Em face do nosso atraso científico, tão documentado, não é de estranhar que as referências que, no estrangeiro, são feitas à situação da ciência em Portugal, sejam pouco lisonjeiras.

Assim, na Histoire Générale des Sciences, publicada sob a direcção de René Taton, no Tomo III - La Science Contemporaine, vol I - Le XIXe siècle, no capítulo intitulado La Vie Scientifique e na parte destinada a informar sobre La Situation Dans Les Différents Pays, são ocupadas um pouco mais de duas páginas [cada página tem 41 linhas], com as informações relativas à França; quase página e meia com as informações relativas à Alemanha, quase duas páginas com as informações relativas à Grã-Bretanha, quase uma página com as informações relativas à Itália, 16 linhas com as informações relativas à Suiça, 20 linhas com as informações relativas à Bélgica e Holanda em conjunto, 25 linhas com as informações relativas à Escandinávia, uma página com as informações relativas à Europa Central e Danubiana.

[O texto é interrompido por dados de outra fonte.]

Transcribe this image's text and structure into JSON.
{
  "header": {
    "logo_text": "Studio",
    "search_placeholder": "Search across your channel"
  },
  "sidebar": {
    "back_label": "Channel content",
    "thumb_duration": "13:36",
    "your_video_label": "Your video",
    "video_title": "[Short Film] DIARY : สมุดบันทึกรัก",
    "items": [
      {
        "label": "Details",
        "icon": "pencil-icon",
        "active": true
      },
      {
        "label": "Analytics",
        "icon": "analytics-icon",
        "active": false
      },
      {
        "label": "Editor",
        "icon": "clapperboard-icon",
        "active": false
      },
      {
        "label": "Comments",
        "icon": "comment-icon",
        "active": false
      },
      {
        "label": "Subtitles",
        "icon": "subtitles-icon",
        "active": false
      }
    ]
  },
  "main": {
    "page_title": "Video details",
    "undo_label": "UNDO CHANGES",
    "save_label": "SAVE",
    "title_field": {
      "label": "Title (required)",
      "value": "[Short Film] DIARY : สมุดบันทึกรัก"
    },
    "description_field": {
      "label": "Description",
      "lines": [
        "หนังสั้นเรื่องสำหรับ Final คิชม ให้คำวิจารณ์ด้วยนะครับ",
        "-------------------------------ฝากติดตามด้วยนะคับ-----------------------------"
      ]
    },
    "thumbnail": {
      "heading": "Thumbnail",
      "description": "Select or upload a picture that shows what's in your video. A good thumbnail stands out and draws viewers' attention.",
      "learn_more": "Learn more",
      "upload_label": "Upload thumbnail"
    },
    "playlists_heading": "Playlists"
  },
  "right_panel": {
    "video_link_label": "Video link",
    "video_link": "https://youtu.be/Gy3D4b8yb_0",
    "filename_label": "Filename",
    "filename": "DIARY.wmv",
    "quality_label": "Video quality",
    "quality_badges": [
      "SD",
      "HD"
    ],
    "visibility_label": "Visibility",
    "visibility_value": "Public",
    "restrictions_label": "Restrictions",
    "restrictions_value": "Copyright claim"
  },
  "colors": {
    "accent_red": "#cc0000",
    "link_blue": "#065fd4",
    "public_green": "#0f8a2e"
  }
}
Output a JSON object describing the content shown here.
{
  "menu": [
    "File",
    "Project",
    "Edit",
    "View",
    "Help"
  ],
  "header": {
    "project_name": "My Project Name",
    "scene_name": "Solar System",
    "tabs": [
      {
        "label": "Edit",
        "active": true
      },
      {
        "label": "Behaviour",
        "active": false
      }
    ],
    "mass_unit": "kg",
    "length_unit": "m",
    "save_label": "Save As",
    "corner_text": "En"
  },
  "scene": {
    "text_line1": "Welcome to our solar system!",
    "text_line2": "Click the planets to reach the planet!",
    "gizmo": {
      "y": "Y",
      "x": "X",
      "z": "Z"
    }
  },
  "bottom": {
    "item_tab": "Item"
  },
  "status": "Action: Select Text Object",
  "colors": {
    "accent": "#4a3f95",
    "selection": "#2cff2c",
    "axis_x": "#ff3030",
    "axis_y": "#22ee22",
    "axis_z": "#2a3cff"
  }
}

Para informar sobre a vida científica (no século XIX) da Península Ibérica, isto é, englobando Portugal e Espanha, são reservadas apenas 9 linhas. E nessas 9 linhas, diz-se o seguinte (pp.628-629):

"Na Península Ibérica, duramente atingida pelas guerras napoleónicas, apesar de algumas tentativas de reforma liberal, as condições políticas continuam pouco favoráveis a um livre progresso da ciência. Entretanto, o reagrupamento das universidades permite dar uma nova vida aos centros mais importantes: Lisboa, Valência, Barcelona e, sobretudo, Madrid. Na alvorada do século XX, esta última universidade será dotada de vários institutos cuja vitalidade é atestada pela influência do grande histologista S. Ramon y Cajal que obterá o Prémio Nobel de Medicina em 1906 pelos seus trabalhos sobre a estrutura do sistema nervoso."